Une approche psychanalytique : de la prise de conscience à la modulation
La psychanalyse invite à une démarche d’analyse, de remise en question et de prise de conscience, permettant ensuite de corriger et d’adapter les comportements. Dans le contexte du harcèlement, l’enjeu est profondément émotionnel : douleur et plaisir sont indissociablement liés. En effet, il n’y a pas de plaisir sans douleur, ni de douleur sans plaisir.
Le harcelé ressent une douleur intense tout en cherchant à éprouver du plaisir ou un apaisement. À l’inverse, le harceleur éprouve du plaisir — souvent lié au pouvoir ou à la domination — pour fuir sa propre douleur psychique. Ces deux dynamiques, apparemment opposées, s’entremêlent et s’alimentent mutuellement.
Les cicatrices invisibles : douleur et plasticité cérébrale
La douleur émotionnelle scarifie le cerveau, créant des circuits nerveux spécifiques qui renforcent la souffrance. Ces cicatrices psychiques sont durables, mais la prise en charge bienveillante, empathique et aimante peut favoriser une neuromodulation cérébrale, permettant au harcelé comme au harceleur de se reconstruire.
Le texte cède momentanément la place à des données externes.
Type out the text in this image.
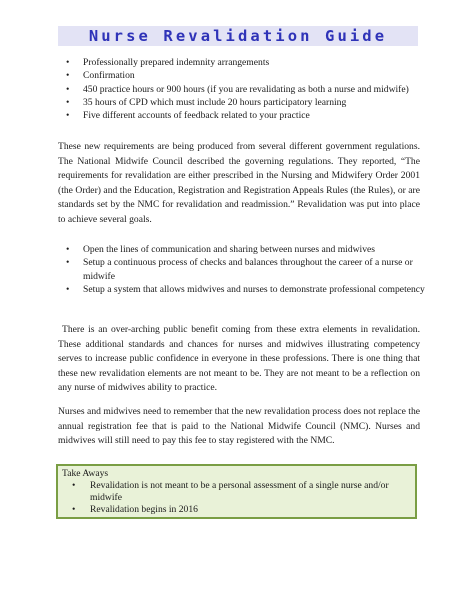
Nurse Revalidation Guide
• Professionally prepared indemnity arrangements
• Confirmation
• 450 practice hours or 900 hours (if you are revalidating as both a nurse and midwife)
• 35 hours of CPD which must include 20 hours participatory learning
• Five different accounts of feedback related to your practice

These new requirements are being produced from several different government regulations. The National Midwife Council described the governing regulations. They reported, “The requirements for revalidation are either prescribed in the Nursing and Midwifery Order 2001 (the Order) and the Education, Registration and Registration Appeals Rules (the Rules), or are standards set by the NMC for revalidation and readmission.” Revalidation was put into place to achieve several goals.

• Open the lines of communication and sharing between nurses and midwives
• Setup a continuous process of checks and balances throughout the career of a nurse or midwife
• Setup a system that allows midwives and nurses to demonstrate professional competency

There is an over-arching public benefit coming from these extra elements in revalidation. These additional standards and chances for nurses and midwives illustrating competency serves to increase public confidence in everyone in these professions. There is one thing that these new revalidation elements are not meant to be. They are not meant to be a reflection on any nurse of midwives ability to practice.

Nurses and midwives need to remember that the new revalidation process does not replace the annual registration fee that is paid to the National Midwife Council (NMC). Nurses and midwives will still need to pay this fee to stay registered with the NMC.

Take Aways
• Revalidation is not meant to be a personal assessment of a single nurse and/or midwife
• Revalidation begins in 2016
Le harcèlement dans l’imaginaire collectif : une vision partielle
Dans notre imaginaire culturel, le harcèlement se résume souvent à la victime souffrante, isolée dans son sentiment d’injustice, d’humiliation et d’impuissance. Cette vision oublie la souffrance du harceleur, qui, bien que paradoxal, est souvent aussi douloureusement affecté. Le harceleur souffre d’une frustration psychique profonde et cherche à exercer un pouvoir pour apaiser ses propres blessures intérieures.
Cela ne légitime en rien ses actes, mais souligne que les deux protagonistes ont besoin d’aide, de bienveillance et d’empathie pour sortir de ce cercle vicieux.
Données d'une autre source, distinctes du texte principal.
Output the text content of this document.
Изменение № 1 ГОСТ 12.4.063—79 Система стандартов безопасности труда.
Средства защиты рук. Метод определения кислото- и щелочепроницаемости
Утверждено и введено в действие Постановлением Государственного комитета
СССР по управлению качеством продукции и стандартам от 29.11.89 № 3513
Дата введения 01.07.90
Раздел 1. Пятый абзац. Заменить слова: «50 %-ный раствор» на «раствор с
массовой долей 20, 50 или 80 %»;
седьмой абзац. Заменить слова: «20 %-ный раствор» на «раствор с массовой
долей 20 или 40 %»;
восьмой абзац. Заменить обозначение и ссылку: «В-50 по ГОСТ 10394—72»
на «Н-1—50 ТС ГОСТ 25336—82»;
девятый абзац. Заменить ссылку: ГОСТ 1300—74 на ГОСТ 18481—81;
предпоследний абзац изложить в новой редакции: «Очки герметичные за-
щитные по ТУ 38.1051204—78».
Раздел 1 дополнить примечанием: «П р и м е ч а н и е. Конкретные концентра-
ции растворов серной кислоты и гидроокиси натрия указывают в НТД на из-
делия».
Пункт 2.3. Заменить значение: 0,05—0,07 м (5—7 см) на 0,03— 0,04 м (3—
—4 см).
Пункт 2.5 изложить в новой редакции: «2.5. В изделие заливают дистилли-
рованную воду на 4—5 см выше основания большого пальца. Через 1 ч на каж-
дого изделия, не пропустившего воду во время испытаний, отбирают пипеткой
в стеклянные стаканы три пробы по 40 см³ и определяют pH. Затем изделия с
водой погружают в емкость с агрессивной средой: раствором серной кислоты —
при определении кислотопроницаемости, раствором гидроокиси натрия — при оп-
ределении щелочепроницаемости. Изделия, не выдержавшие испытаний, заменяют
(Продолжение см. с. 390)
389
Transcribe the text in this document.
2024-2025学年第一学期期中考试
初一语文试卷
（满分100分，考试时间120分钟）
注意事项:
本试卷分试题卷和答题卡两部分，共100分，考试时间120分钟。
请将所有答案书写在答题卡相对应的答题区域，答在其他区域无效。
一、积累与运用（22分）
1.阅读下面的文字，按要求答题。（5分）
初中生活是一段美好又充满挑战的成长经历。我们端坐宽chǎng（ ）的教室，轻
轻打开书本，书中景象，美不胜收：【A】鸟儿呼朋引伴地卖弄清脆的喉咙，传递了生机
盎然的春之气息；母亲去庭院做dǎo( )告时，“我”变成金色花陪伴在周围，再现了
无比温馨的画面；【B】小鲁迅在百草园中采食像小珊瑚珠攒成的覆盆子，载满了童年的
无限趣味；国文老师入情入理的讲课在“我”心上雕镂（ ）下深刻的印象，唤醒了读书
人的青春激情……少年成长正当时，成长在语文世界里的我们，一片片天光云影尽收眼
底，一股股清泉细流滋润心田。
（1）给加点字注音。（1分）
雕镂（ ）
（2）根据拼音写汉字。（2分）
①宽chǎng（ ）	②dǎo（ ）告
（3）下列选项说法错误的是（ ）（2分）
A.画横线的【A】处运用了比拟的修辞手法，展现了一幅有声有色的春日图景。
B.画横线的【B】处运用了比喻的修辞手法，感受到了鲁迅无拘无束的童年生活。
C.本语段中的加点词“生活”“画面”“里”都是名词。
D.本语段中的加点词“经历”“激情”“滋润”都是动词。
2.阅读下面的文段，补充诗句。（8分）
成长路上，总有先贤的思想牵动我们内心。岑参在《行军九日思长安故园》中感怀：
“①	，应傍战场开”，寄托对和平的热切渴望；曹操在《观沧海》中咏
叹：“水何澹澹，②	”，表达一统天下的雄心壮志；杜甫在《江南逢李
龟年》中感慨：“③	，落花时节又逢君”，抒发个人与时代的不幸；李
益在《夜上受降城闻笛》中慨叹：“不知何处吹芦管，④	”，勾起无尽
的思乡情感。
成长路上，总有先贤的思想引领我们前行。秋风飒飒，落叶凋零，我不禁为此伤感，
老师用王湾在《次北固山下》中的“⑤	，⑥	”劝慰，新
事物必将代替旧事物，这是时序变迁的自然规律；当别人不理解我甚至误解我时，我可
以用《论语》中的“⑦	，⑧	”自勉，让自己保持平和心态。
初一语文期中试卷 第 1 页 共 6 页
Pourquoi le silence perdure-t-il chez les victimes comme chez les auteurs ?
Le harcèlement trouve souvent ses racines dans le milieu familial, avant de se prolonger à l’école. Plusieurs facteurs expliquent la difficulté à briser le silence :
Au sein de la famille : L’enfant harcelé subit des remarques hostiles répétées de la part de ses parents, qui le comparent défavorablement à d’autres enfants ou le rabaissent. Cette situation apprend à l’enfant à accepter la souffrance et le silence, d’autant plus que toute tentative de révolte est réprimée.
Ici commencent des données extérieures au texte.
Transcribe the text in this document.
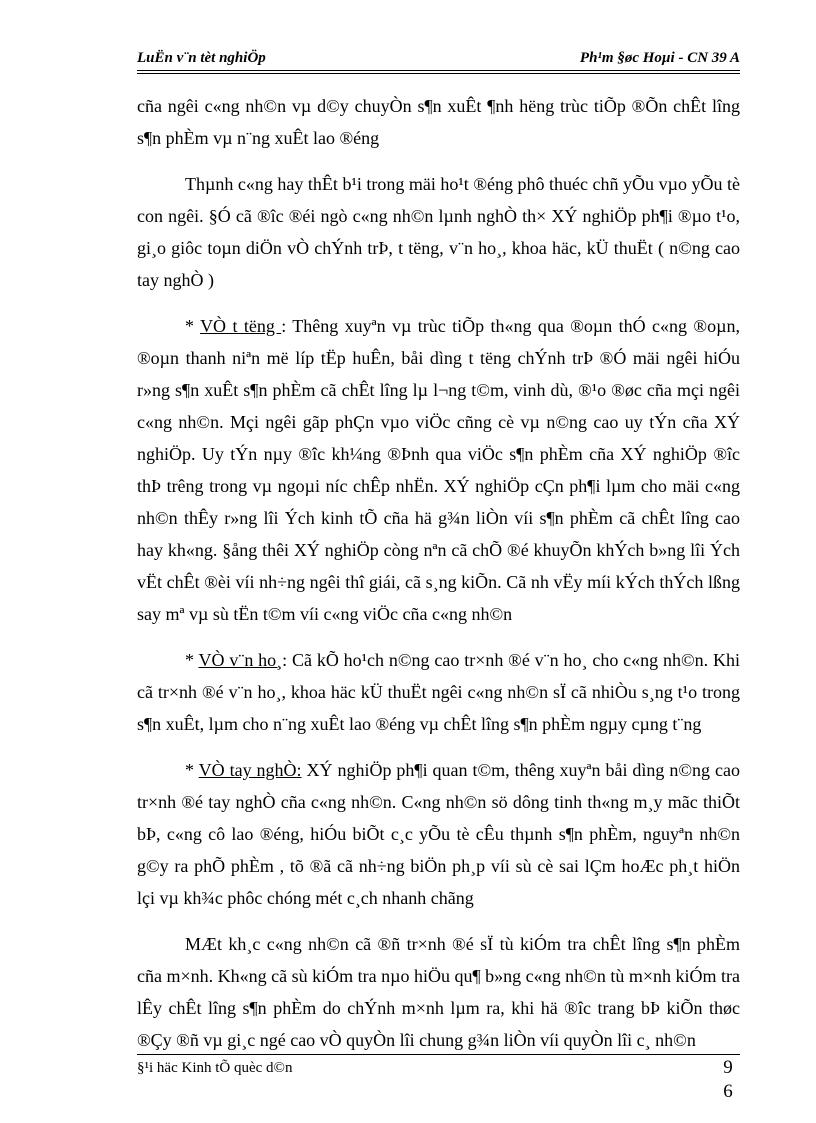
LuËn v¨n tèt nghiÖp	Ph¹m §øc Hoµi - CN 39 A

cña ngêi c«ng nh©n vµ d©y chuyÒn s¶n xuÊt ¶nh hëng trùc tiÕp ®Õn chÊt lîng s¶n phÈm vµ n¨ng xuÊt lao ®éng

Thµnh c«ng hay thÊt b¹i trong mäi ho¹t ®éng phô thuéc chñ yÕu vµo yÕu tè con ngêi. §Ó cã ®îc ®éi ngò c«ng nh©n lµnh nghÒ th× XÝ nghiÖp ph¶i ®µo t¹o, gi¸o giôc toµn diÖn vÒ chÝnh trÞ, t tëng, v¨n ho¸, khoa häc, kÜ thuËt ( n©ng cao tay nghÒ )

* VÒ t tëng : Thêng xuyªn vµ trùc tiÕp th«ng qua ®oµn thÓ c«ng ®oµn, ®oµn thanh niªn më líp tËp huÊn, båi dìng t tëng chÝnh trÞ ®Ó mäi ngêi hiÓu r»ng s¶n xuÊt s¶n phÈm cã chÊt lîng lµ l¬ng t©m, vinh dù, ®¹o ®øc cña mçi ngêi c«ng nh©n. Mçi ngêi gãp phÇn vµo viÖc cñng cè vµ n©ng cao uy tÝn cña XÝ nghiÖp. Uy tÝn nµy ®îc kh¼ng ®Þnh qua viÖc s¶n phÈm cña XÝ nghiÖp ®îc thÞ trêng trong vµ ngoµi níc chÊp nhËn. XÝ nghiÖp cÇn ph¶i lµm cho mäi c«ng nh©n thÊy r»ng lîi Ých kinh tÕ cña hä g¾n liÒn víi s¶n phÈm cã chÊt lîng cao hay kh«ng. §ång thêi XÝ nghiÖp còng nªn cã chÕ ®é khuyÕn khÝch b»ng lîi Ých vËt chÊt ®èi víi nh÷ng ngêi thî giái, cã s¸ng kiÕn. Cã nh vËy míi kÝch thÝch lßng say mª vµ sù tËn t©m víi c«ng viÖc cña c«ng nh©n

* VÒ v¨n ho¸: Cã kÕ ho¹ch n©ng cao tr×nh ®é v¨n ho¸ cho c«ng nh©n. Khi cã tr×nh ®é v¨n ho¸, khoa häc kÜ thuËt ngêi c«ng nh©n sÏ cã nhiÒu s¸ng t¹o trong s¶n xuÊt, lµm cho n¨ng xuÊt lao ®éng vµ chÊt lîng s¶n phÈm ngµy cµng t¨ng

* VÒ tay nghÒ: XÝ nghiÖp ph¶i quan t©m, thêng xuyªn båi dìng n©ng cao tr×nh ®é tay nghÒ cña c«ng nh©n. C«ng nh©n sö dông tinh th«ng m¸y mãc thiÕt bÞ, c«ng cô lao ®éng, hiÓu biÕt c¸c yÕu tè cÊu thµnh s¶n phÈm, nguyªn nh©n g©y ra phÕ phÈm , tõ ®ã cã nh÷ng biÖn ph¸p víi sù cè sai lÇm hoÆc ph¸t hiÖn lçi vµ kh¾c phôc chóng mét c¸ch nhanh chãng

MÆt kh¸c c«ng nh©n cã ®ñ tr×nh ®é sÏ tù kiÓm tra chÊt lîng s¶n phÈm cña m×nh. Kh«ng cã sù kiÓm tra nµo hiÖu qu¶ b»ng c«ng nh©n tù m×nh kiÓm tra lÊy chÊt lîng s¶n phÈm do chÝnh m×nh lµm ra, khi hä ®îc trang bÞ kiÕn thøc ®Çy ®ñ vµ gi¸c ngé cao vÒ quyÒn lîi chung g¾n liÒn víi quyÒn lîi c¸ nh©n

§¹i häc Kinh tÕ quèc d©n	9
6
Entre frères et sœurs : La rivalité pour attirer l’attention parentale peut engendrer des moqueries cruelles et des surnoms humiliants. Les enfants imitent souvent les comportements des parents, qui eux-mêmes peuvent être harceleurs. Souvent, ces comportements ne sont ni sanctionnés ni expliqués, perpétuant ainsi un climat de violence silencieuse.
Au sein de la famille élargie : Oncles, tantes ou autres membres peuvent se moquer d’un enfant, et les parents, au lieu d’intervenir, minimisent ou rient de ces moqueries, renforçant le sentiment d’abandon de l’enfant.
À l’école : Les enseignants peuvent, parfois involontairement, contribuer au harcèlement par des remarques humiliantes qui deviennent le point de départ d’une persécution par les pairs.
Ainsi, le harcèlement s’installe dans une normalité perverse où harceler et être harcelé deviennent des rôles appris et reproduits, principalement par imitation des adultes référents.
Comprendre le harcèlement sous un angle psychanalytique permet de dépasser les apparences et d’appréhender les souffrances croisées du harcelé et du harceleur. Cette compréhension ouvre la voie à une prise en charge empathique, qui favorise la neuromodulation et la reconstruction psychique, essentielle pour briser le cycle de la violence et restaurer des relations humaines plus saines.